In the classic Barry Manilow song, Copa Cabana, the singer admonishes his audience at the end not to fall in love. We are told to avoid love because some guy named Rico might exterminate our loved one and we will end up a drunken barfly like Lola in did in the song. It’s a pretty funny conclusion when you think about it. If you were the victim in the story though, you might draw the same conclusion, however flawed. As the COVID-19 pandemic continues, laboratorians are seeing people draw incorrect conclusions as well, and some of those assumptions are leading to some potentially unsafe practices in some laboratories.
It’s easy to understand and even to forgive any misconceptions. The COVID-19 pandemic is unprecedented in our lifetime. The virus is new, it has spread very quickly, and there are unknowns about its make-up and mode of transmission. The situation has changed rapidly, and agencies like the CDC have had to change safety recommendations almost daily at times. Couple that with a media that by its nature uses fear and drama to ensure continued viewership, and people everywhere are going to make some fast decisions, and not all of them will be good.

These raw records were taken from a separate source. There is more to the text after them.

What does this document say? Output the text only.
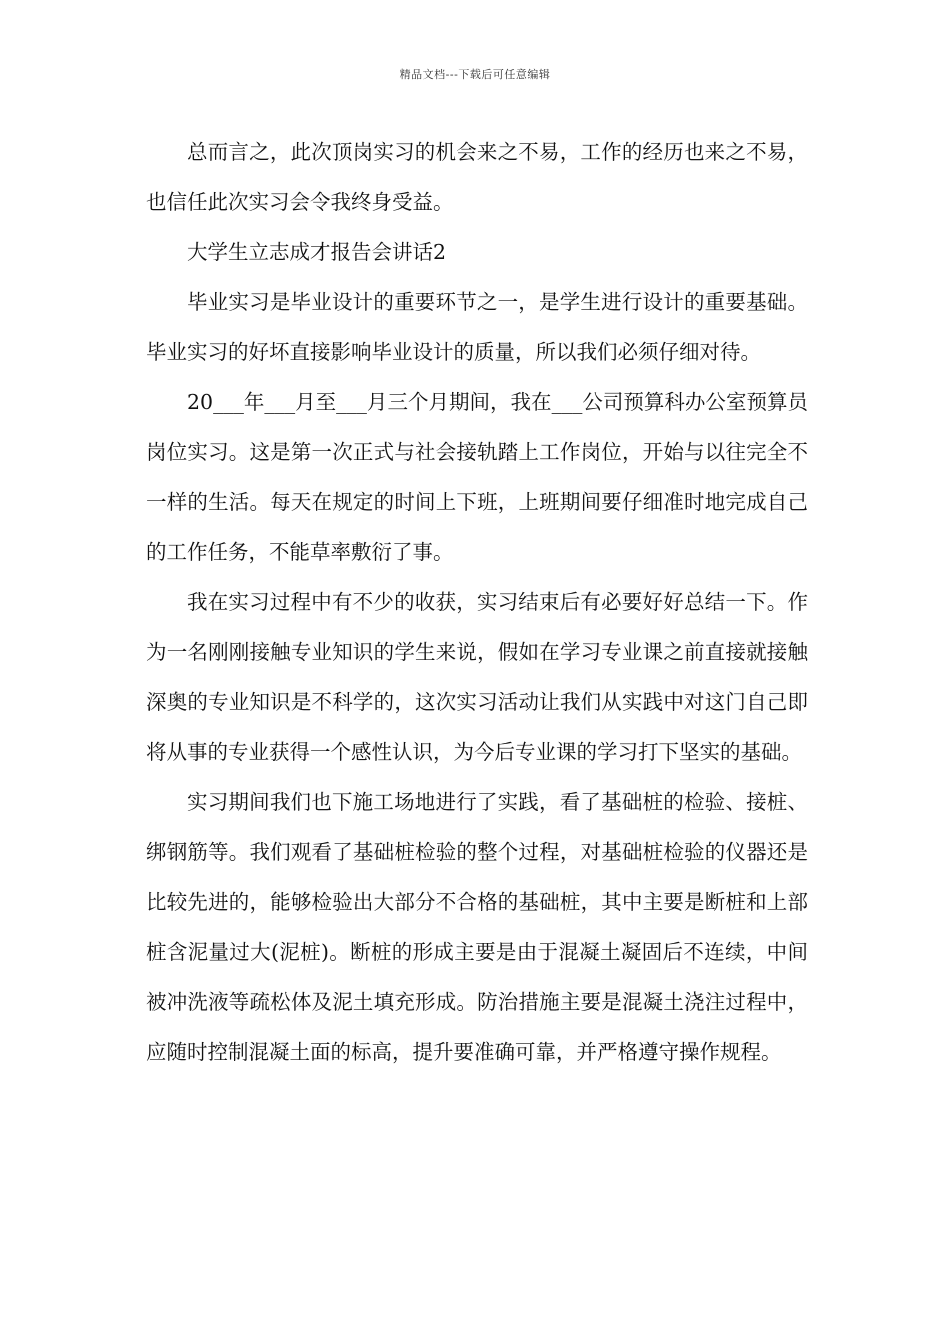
精品文档---下载后可任意编辑

总而言之，此次顶岗实习的机会来之不易，工作的经历也来之不易，也信任此次实习会令我终身受益。

大学生立志成才报告会讲话2

毕业实习是毕业设计的重要环节之一，是学生进行设计的重要基础。毕业实习的好坏直接影响毕业设计的质量，所以我们必须仔细对待。

20___年___月至___月三个月期间，我在___公司预算科办公室预算员岗位实习。这是第一次正式与社会接轨踏上工作岗位，开始与以往完全不一样的生活。每天在规定的时间上下班，上班期间要仔细准时地完成自己的工作任务，不能草率敷衍了事。

我在实习过程中有不少的收获，实习结束后有必要好好总结一下。作为一名刚刚接触专业知识的学生来说，假如在学习专业课之前直接就接触深奥的专业知识是不科学的，这次实习活动让我们从实践中对这门自己即将从事的专业获得一个感性认识，为今后专业课的学习打下坚实的基础。

实习期间我们也下施工场地进行了实践，看了基础桩的检验、接桩、绑钢筋等。我们观看了基础桩检验的整个过程，对基础桩检验的仪器还是比较先进的，能够检验出大部分不合格的基础桩，其中主要是断桩和上部桩含泥量过大(泥桩)。断桩的形成主要是由于混凝土凝固后不连续，中间被冲洗液等疏松体及泥土填充形成。防治措施主要是混凝土浇注过程中，应随时控制混凝土面的标高，提升要准确可靠，并严格遵守操作规程。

One example of a change in guidance came from the CDC. At first, they were very careful not to give out any more information for lab safety than what was posted on their COVID-19 web page. When asked if typical lab specimens (blood and urine) from COVID-19 patients could be transported via a pneumatic tube system, they said that all specimens should be hand-carried to the lab. Since many patients were asymptomatic and many more could not be tested because of kit shortages, that would basically mean that all specimens in all hospitals would be carried to the lab. Before hospitals could react or even find the information, the CDC changed its recommendations. Only respiratory specimens from these patients should be carried directly to the lab (https://www.cdc.gov/csels/dls/locs/2020/transport_recommendations_for_covid-19_specimens.html), blood and urine can safely be transported. Given what is known about viruses and other pathogens in blood, walking all specimens to the lab doesn’t sound like a necessary guideline, does it? But this judgement in guidance simply illustrates what can happen when a situation changes rapidly.

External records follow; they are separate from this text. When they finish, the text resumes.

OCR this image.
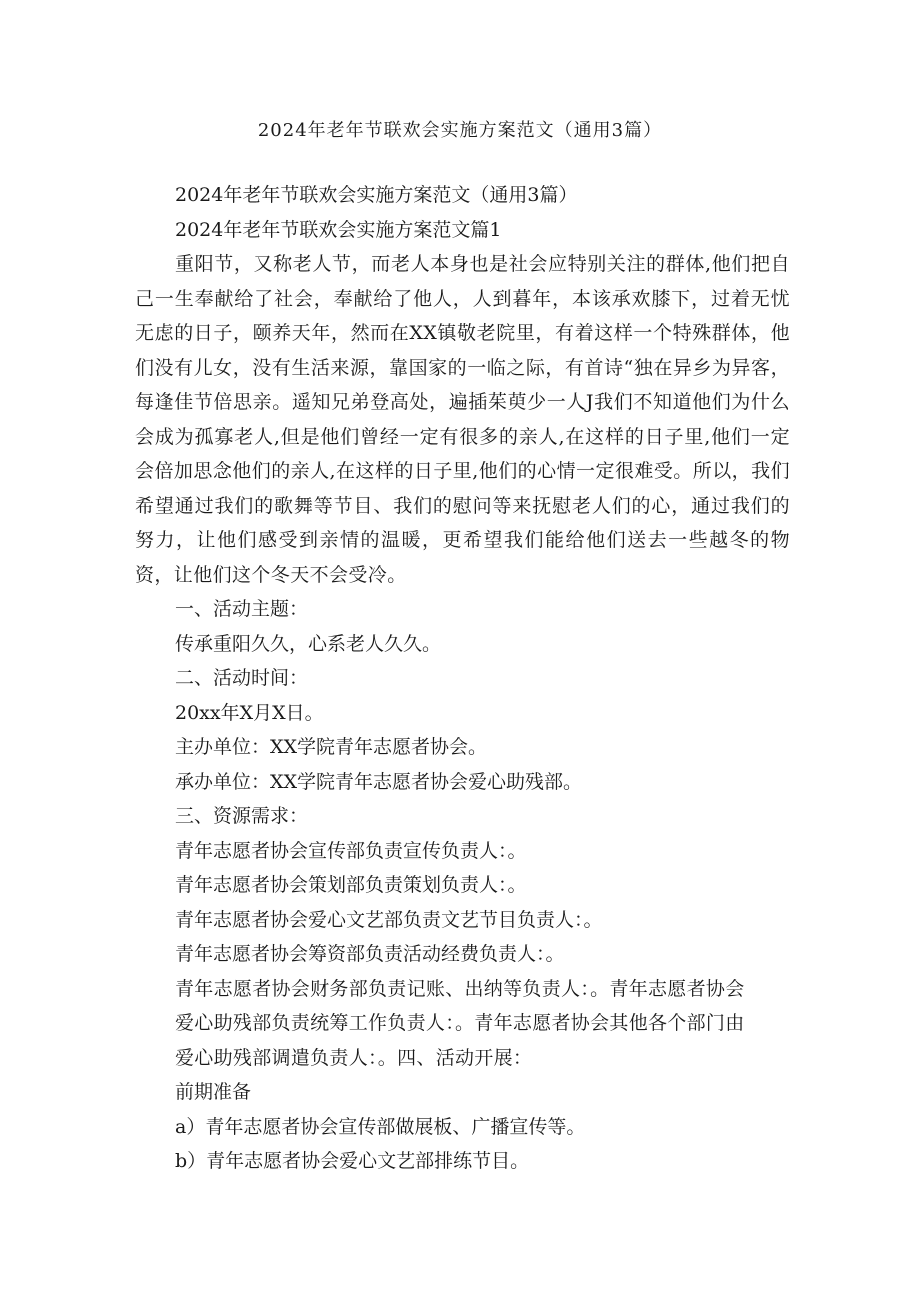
2024年老年节联欢会实施方案范文（通用3篇）

2024年老年节联欢会实施方案范文（通用3篇）

2024年老年节联欢会实施方案范文篇1

重阳节，又称老人节，而老人本身也是社会应特别关注的群体,他们把自己一生奉献给了社会，奉献给了他人，人到暮年，本该承欢膝下，过着无忧无虑的日子，颐养天年，然而在XX镇敬老院里，有着这样一个特殊群体，他们没有儿女，没有生活来源，靠国家的一临之际，有首诗“独在异乡为异客，每逢佳节倍思亲。遥知兄弟登高处，遍插茱萸少一人J我们不知道他们为什么会成为孤寡老人,但是他们曾经一定有很多的亲人,在这样的日子里,他们一定会倍加思念他们的亲人,在这样的日子里,他们的心情一定很难受。所以，我们希望通过我们的歌舞等节目、我们的慰问等来抚慰老人们的心，通过我们的努力，让他们感受到亲情的温暖，更希望我们能给他们送去一些越冬的物资，让他们这个冬天不会受冷。

一、活动主题：

传承重阳久久，心系老人久久。

二、活动时间：

20xx年X月X日。

主办单位：XX学院青年志愿者协会。

承办单位：XX学院青年志愿者协会爱心助残部。

三、资源需求：

青年志愿者协会宣传部负责宣传负责人：。

青年志愿者协会策划部负责策划负责人：。

青年志愿者协会爱心文艺部负责文艺节目负责人：。

青年志愿者协会筹资部负责活动经费负责人：。

青年志愿者协会财务部负责记账、出纳等负责人：。青年志愿者协会
爱心助残部负责统筹工作负责人：。青年志愿者协会其他各个部门由
爱心助残部调遣负责人：。四、活动开展：

前期准备

a）青年志愿者协会宣传部做展板、广播宣传等。

b）青年志愿者协会爱心文艺部排练节目。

With the push for the need for COVID-19 testing, news has come out about specimen collection kits and new and faster testing platforms. Not everything that has been reported has been factual. Every night we see numbers of cases and mortality rates reported in the media. Mathematically, one cannot determine a mortality rate without knowing the total number of patients’ cases. If there aren’t enough test swabs and reagents, and if we don’t test those who are asymptomatic (estimated to be about 25% of cases), how can we calculate any kind of accurate rate? Some laboratories have been pushed to bring on testing, and with little experience with brand new instruments, there has been work performed in some locations without adequate PPE or other safety measures. Look at your testing platform. Review the steps to see if there are any potential aerosol-creating steps. Are the correct PPE or engineering controls in place? Now more than ever it is vital to adhere to lab safety regulations while paying attention to the latest COVID-19 safety guidance. If you feel there is work being performed without adequate safety protection, escalate the situation as soon as possible. There will be no one to run teste if all of the laboratory staff becomes sick.
In many locations, hospitals have responded to the shortage of N95 respirators and surgical masks by developing methods to decontaminate and reuse them. While that is an innovative idea, make sure the system in place has physical and biological checks in place to ensure the reprocessing is effective. Spot test disinfected N95 respirators by performing fit-testing with them as batches are reprocessed. Use a biological indicator to ensure the COVID-19 virus particles have been eradicated. Do not reprocess N95 respirators used for protection against tuberculosis unless it is certain the disinfection process is known to effectively destroy TB bacteria.
Sometimes we come to the wrong conclusion, and sometimes mistakes are made, even in the world of science. But we are human, and we have to come to terms with that or we might end up alone in a disco like the aforementioned Lola. That’s why it’s important that we stop for a moment and pause, especially when an event occurs rapidly and transforms the very environment where we work. Take the time to ensure safety measures are in place for everyone involved. If something doesn’t make sense, question it. Examine it, and work with your staff as a team to make sure we can do what we are called to do- to safely perform lab work in order to provide quality results for the patients we serve.
–Dan Scungio, MT(ASCP), SLS, CQA (ASQ) has over 25 years experience as a certified medical technologist. Today he is the Laboratory Safety Officer for Sentara Healthcare, a system of seven hospitals and over 20 laboratories and draw sites in the Tidewater area of Virginia. He is also known as Dan the Lab Safety Man, a lab safety consultant, educator, and trainer.